Somebody barrels down the street too fast, taking off the side mirror on a sedan. I look around but there’s no one I can turn to for verification.
“Did you see that? He didn’t even stop,” the yard gnome says
without losing his cheery smile. “This neighborhood is going to hell.”
“Who … who are you?” I croak.
“My captor—the man who stole me from a fraternity house—calls me Grumpy. Of course, he’s also the sort of educated gentleman who pisses on me when he comes home drunk, so there you are.”
“Okay. Not loving the name Grumpy. What do you want to be called, then?” I ask.
“Ah, a question of identity, ágætr. Who would you be if you didn’t know who you are? How do you put a name to your soul, your essential sjálfr?”
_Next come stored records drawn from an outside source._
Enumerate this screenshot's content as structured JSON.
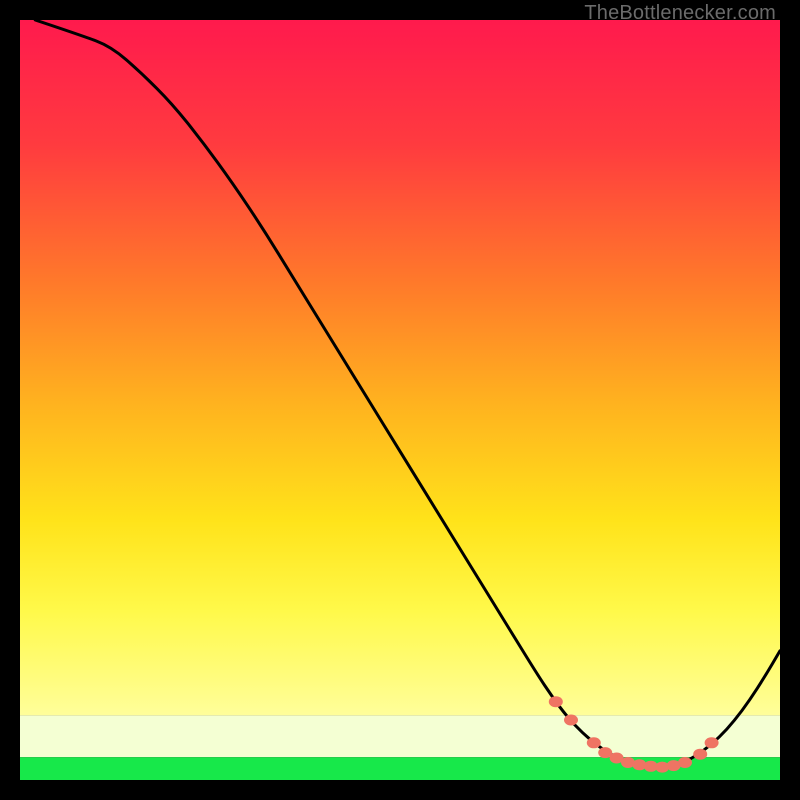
{
  "watermark": "TheBottlenecker.com",
  "chart_data": {
    "type": "line",
    "title": "",
    "xlabel": "",
    "ylabel": "",
    "xlim": [
      0,
      100
    ],
    "ylim": [
      0,
      100
    ],
    "series": [
      {
        "name": "bottleneck-curve",
        "x": [
          2,
          8,
          12,
          16,
          20,
          24,
          28,
          32,
          36,
          40,
          44,
          48,
          52,
          56,
          60,
          64,
          68,
          70,
          72,
          74,
          76,
          78,
          80,
          82,
          84,
          86,
          88,
          90,
          92,
          94,
          96,
          98,
          100
        ],
        "y": [
          100,
          98,
          96.5,
          93,
          89,
          84,
          78.5,
          72.5,
          66,
          59.5,
          53,
          46.5,
          40,
          33.5,
          27,
          20.5,
          14,
          11,
          8.3,
          6.2,
          4.5,
          3.2,
          2.4,
          1.9,
          1.7,
          1.9,
          2.6,
          3.9,
          5.6,
          7.8,
          10.5,
          13.6,
          17
        ]
      }
    ],
    "markers": {
      "name": "highlight-dots",
      "color": "#ef7463",
      "x": [
        70.5,
        72.5,
        75.5,
        77,
        78.5,
        80,
        81.5,
        83,
        84.5,
        86,
        87.5,
        89.5,
        91
      ],
      "y": [
        10.3,
        7.9,
        4.9,
        3.6,
        2.9,
        2.3,
        2.0,
        1.8,
        1.7,
        1.9,
        2.3,
        3.4,
        4.9
      ]
    },
    "green_band": {
      "y0": 0,
      "y1": 3.0
    },
    "pale_band": {
      "y0": 3.0,
      "y1": 8.5
    },
    "gradient_stops": [
      {
        "offset": 0.0,
        "color": "#ff1a4d"
      },
      {
        "offset": 0.18,
        "color": "#ff3b3f"
      },
      {
        "offset": 0.38,
        "color": "#ff7a2a"
      },
      {
        "offset": 0.55,
        "color": "#ffb21f"
      },
      {
        "offset": 0.72,
        "color": "#ffe31a"
      },
      {
        "offset": 0.85,
        "color": "#fff94a"
      },
      {
        "offset": 1.0,
        "color": "#fffe9a"
      }
    ]
  }
}
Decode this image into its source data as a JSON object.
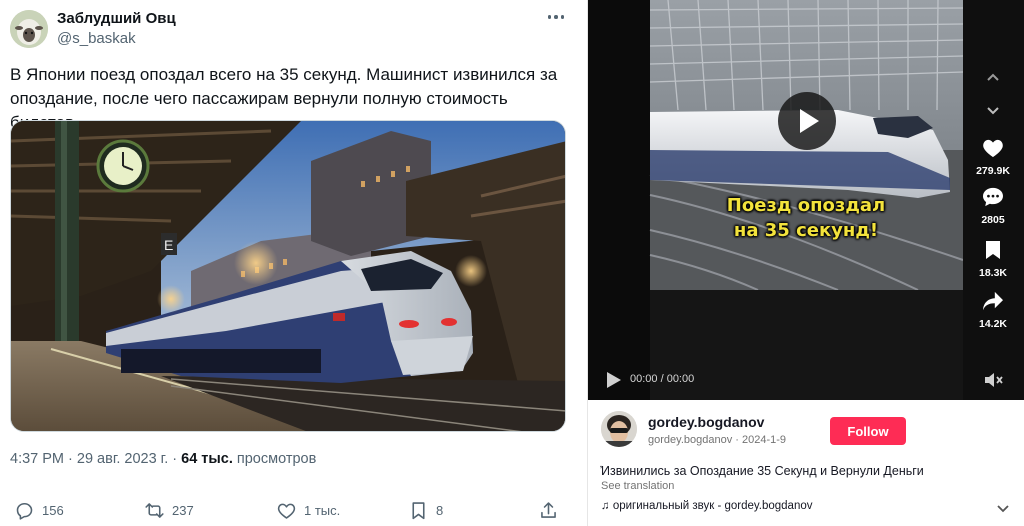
{
  "tweet": {
    "author_name": "Заблудший Овц",
    "author_handle": "@s_baskak",
    "text": "В Японии поезд опоздал всего на 35 секунд. Машинист извинился за опоздание, после чего пассажирам вернули полную стоимость билетов",
    "meta": {
      "time": "4:37 PM",
      "sep1": " · ",
      "date": "29 авг. 2023 г.",
      "sep2": " · ",
      "views": "64 тыс.",
      "views_label": " просмотров"
    },
    "actions": {
      "reply": {
        "icon": "reply-icon",
        "count": "156"
      },
      "retweet": {
        "icon": "retweet-icon",
        "count": "237"
      },
      "like": {
        "icon": "heart-icon",
        "count": "1 тыс."
      },
      "bookmark": {
        "icon": "bookmark-icon",
        "count": "8"
      },
      "share": {
        "icon": "share-icon"
      }
    },
    "photo_sign": "E"
  },
  "video": {
    "caption_line1": "Поезд опоздал",
    "caption_line2": "на 35 секунд!",
    "time": "00:00 / 00:00",
    "side": {
      "likes": "279.9K",
      "comments": "2805",
      "saves": "18.3K",
      "shares": "14.2K"
    }
  },
  "creator": {
    "username": "gordey.bogdanov",
    "subline": "gordey.bogdanov · 2024-1-9",
    "follow_label": "Follow",
    "description": "҆Извинились за Опоздание 35 Секунд и Вернули Деньги",
    "see_translation": "See translation",
    "sound": "♫ оригинальный звук - gordey.bogdanov"
  },
  "colors": {
    "follow": "#fe2c55",
    "caption": "#f3e33c",
    "muted": "#536471"
  }
}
“Don’t look at me. My parents named me Cameron after some actor they liked.”
“Exactly. You’ve been assigned an identity since birth. Then you spend the rest of your life walking around in it to see if it really fits. You try on all these different selves and abandon just as many. But really, it’s about dismantling all that false armor, getting down to what’s real.”
“And what’s that?”
“I don’t know,” he says, sounding weary. “But I can tell you what it isn’t. It isn’t standing in somebody else’s yard, smiling and rosy-cheeked while the dogs sniff you for a crap post. It isn’t having teenagers steal you in the night and take you on vacations where they snap your photo in front of the Matterhorn or Old Faithful or a KOA campground just for grins. It isn’t the mailman giving you a kick for fun. It isn’t this.”
“I’m sorry. I’ve never spent a party talking to a yard gnome. In fact, I’m not convinced you’re not a hallucination.”
“I give you my word that I am as real as you are. You asked my name.” His voice gets deeper, majestic. “I am Balder, son of Odin, brother of Höðr, friend to all.”
“Balder, wasn’t he a Norse god?” I say, remembering all my mother’s bedtime stories.
“Indeed.” He sounds pleased. “I am. Or I was. Once, in another time, another world. But Loki, the trickster, cursed me,” he growls. “And I found myself in this false form, forced to travel endlessly the nine worlds of Yggdrasil in the possession of others until I could find one who could understand, who had the sight to see through to my true nature. You are that soul, and now you will guide me to Ringhorn.”